MARYSVILLE — The city fire marshal has asked police to investigate a Saturday night blaze along the Marysville waterfront that caused a building at the vacant Welco Lumber mill to collapse.

Although no formal cause has been determined, fire marshal Tom Maloney said Sunday that it appears to be neither natural nor accidental. Chances are it was caused by someone either intentionally or unintentionally, he said.

The mill has been closed for several years and has been shelter for squatters and transients in the past.

Firefighters were called to the former mill site off First Street shortly after 10 p.m. The building was in flames and firefighters “went defenive right away,” Maloney said.

It took 30 minutes to get the fire under control.

More than two dozen firefighters helped extinguish the blaze.
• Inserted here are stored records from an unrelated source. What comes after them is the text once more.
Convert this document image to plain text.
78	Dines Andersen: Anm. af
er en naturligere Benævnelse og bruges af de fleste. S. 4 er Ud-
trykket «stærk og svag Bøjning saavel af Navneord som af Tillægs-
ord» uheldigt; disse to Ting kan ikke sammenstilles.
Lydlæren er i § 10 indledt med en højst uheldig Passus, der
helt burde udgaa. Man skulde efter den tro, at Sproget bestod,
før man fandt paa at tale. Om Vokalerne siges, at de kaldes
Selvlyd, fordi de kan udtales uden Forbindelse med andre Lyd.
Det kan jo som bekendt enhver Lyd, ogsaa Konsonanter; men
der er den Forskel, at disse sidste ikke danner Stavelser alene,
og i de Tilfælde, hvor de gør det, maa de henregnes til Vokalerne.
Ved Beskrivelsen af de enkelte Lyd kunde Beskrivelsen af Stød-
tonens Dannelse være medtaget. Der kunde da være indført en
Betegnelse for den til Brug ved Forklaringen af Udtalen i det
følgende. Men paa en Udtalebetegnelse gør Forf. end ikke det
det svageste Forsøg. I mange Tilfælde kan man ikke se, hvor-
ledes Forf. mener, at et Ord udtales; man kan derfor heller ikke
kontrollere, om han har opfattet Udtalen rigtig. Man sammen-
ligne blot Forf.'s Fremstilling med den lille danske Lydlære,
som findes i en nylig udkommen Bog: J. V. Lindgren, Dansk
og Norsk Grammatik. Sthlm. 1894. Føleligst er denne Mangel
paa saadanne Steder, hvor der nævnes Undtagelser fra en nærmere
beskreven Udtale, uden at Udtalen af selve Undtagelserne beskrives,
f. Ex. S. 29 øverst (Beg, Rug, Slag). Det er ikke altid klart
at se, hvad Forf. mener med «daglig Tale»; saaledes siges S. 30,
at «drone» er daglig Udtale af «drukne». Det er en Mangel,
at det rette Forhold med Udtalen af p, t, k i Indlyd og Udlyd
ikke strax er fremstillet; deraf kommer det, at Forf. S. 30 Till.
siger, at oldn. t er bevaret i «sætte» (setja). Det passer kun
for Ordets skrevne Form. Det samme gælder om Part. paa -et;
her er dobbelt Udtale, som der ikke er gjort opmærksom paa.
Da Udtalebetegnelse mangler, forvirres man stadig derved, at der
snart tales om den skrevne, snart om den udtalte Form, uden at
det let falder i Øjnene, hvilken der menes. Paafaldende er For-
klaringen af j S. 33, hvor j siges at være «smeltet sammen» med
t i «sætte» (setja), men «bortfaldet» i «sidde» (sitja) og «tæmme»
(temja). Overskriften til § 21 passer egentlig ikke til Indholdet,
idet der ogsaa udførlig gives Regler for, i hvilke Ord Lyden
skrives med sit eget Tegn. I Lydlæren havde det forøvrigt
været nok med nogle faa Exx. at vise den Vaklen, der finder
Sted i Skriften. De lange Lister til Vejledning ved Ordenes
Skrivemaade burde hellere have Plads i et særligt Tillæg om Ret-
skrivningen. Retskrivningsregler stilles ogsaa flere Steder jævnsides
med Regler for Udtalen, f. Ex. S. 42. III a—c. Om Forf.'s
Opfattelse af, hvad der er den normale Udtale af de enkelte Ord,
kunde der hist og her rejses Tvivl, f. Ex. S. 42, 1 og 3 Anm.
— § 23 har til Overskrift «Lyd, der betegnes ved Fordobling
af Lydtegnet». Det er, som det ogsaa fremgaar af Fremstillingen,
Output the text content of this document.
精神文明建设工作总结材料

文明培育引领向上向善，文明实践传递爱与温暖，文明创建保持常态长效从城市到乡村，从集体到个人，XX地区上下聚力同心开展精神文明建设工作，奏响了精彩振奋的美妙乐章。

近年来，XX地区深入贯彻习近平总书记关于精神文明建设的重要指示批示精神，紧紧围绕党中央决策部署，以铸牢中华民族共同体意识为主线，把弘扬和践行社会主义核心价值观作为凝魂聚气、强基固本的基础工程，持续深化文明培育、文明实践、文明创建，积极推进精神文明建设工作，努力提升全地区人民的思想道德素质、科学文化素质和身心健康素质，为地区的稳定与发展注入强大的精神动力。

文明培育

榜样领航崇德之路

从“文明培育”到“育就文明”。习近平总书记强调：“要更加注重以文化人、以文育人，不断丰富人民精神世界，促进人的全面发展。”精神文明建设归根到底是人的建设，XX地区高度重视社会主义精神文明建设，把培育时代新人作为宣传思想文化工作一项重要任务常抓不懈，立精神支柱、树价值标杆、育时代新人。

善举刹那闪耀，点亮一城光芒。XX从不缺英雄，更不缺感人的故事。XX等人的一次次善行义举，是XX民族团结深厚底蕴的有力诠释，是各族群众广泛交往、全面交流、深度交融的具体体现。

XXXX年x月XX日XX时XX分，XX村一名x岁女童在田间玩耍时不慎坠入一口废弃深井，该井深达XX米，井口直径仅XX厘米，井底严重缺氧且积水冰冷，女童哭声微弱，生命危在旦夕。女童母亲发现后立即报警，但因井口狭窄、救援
Crews from Everett, Silvana, Getchell and Tulalip Bay provided aid to Marysville firefighters.

No injuries were reported.

Typically, there have been two to three calls a year for small fires at the site, Maloney said.

The lumber yard, along Ebey Slough, opened in 1987 and closed in mid-2007.

In its heyday, the five-acre mill provided jobs to about 150 people, producing cedar fencing and dimensional lumber that was used primarily in home construction. Welco Lumber closed its Marysville mill with a drop in the area’s home construction market.

In 2010, a 13-year-old Marysville boy told police he set a summer fire that caused extensive damage to the lumber mill. Witnesses reported seeing a group of young people in the area just before the fire started.

Three other Marysville boys, all 13, were identified as being with the suspect at the time of the fire.

The city wants the property owners to provide tighter security for the site, Maloney said. It also is considering a citation to compel the owners to get the building cleaned up.